Так закончился для него первый день, проведенный в Уренской губернии. Всю ночь ему снилась игра в рулетку.
1
До полудня в губернии ничего не произошло…
Согласно полицейской справке, убитых в Уренске за прошедшую ночь не было, ограблено только пятеро. Мясо на базаре продается в пятачок фунт, десяток яиц за гривенник. В числе лиц, приехавших с утренним поездом, не значится ни одного, кто был бы достоин внимания со стороны власть имущих.
Мышецкий с удовольствием вспомнил:
И уж отечества призванье
Гремит нам: «Шествуйте, сыны!..»
Огурцов боком, вдоль стенки, втерся в кабинет и доложил, что отставленный вчера от службы санитарный инспектор Савва Борисяк сдержал свое слово и не покинул присутствия.
— Что-с? — поразился Мышецкий. — Так и простоял всю ночь?
— Хохол-то упрямый, ваше сиятельство.
— Зовите городового, — велел Сергей Яковлевич. — Пусть он его выведет…
Стороною Мышецкий пытался выяснить для себя, каким образом в Уренске собрался этот чиновный зверинец. И — по выяснении — перестал удивляться. Россия вышвырнула их со службы как жуликов, но Сибирь не приняла их — как дураков (Сибирь ведь любит светлый, энергичный ум). Вот и получилось, что они застряли здесь, приворовались один к другому и желают только одного: чтобы их не тревожили! Мало того, эти чиновные помои просто выплескивались в Уренскую губернию, как в грязную лохань, в которую все сливать можно…

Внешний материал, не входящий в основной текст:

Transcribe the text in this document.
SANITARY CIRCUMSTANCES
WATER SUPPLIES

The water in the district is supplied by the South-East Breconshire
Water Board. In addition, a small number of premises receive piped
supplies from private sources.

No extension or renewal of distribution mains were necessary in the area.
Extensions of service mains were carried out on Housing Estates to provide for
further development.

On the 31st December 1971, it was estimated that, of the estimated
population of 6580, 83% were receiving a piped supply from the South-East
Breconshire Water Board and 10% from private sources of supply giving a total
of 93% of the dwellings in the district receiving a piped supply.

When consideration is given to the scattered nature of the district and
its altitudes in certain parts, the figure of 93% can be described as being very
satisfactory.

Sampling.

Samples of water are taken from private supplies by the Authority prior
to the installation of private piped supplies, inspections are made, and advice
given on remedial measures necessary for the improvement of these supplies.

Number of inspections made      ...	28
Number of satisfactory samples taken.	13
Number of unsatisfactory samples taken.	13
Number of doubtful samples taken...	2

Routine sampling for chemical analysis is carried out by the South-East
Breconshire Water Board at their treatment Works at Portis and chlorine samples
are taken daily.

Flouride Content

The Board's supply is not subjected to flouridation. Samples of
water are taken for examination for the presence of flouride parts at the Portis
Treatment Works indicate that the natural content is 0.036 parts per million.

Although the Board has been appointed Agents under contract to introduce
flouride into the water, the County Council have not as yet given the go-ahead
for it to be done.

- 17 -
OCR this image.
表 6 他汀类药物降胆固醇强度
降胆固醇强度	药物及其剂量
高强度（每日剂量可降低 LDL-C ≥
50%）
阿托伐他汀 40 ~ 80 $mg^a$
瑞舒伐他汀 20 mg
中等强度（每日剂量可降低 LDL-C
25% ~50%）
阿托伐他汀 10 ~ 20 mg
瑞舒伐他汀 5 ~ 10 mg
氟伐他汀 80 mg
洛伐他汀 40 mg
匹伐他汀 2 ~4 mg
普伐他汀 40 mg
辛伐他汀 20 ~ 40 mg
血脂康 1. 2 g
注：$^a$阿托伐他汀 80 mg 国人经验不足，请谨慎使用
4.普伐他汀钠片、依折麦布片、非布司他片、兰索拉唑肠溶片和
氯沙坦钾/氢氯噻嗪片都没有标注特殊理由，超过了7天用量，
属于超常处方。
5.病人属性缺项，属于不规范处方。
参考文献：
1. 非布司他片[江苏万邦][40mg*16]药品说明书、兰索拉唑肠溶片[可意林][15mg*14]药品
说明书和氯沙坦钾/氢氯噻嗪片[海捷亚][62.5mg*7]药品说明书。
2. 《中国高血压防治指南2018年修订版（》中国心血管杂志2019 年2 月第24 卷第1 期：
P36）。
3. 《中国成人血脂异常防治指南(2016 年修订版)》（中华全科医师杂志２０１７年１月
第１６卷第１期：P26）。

«Без працы не бенды кололацы», — утешился Мышецкий.
События начали развиваться в губернии с полудня, когда к присутствию со звоном подкатила роскошная коляска на резиновых шинах. Сергей Яковлевич видел в окне, как вышла из нее моложавая дама и, подобрав пышный турнюр платья, уверенно поднялась на крыльцо.
На вопрос Мышецкого, кто это, Огурцов ответил:
— О-о, разве же вы не знаете? Это же Конкордия Ивановна, та самая — Монахтина!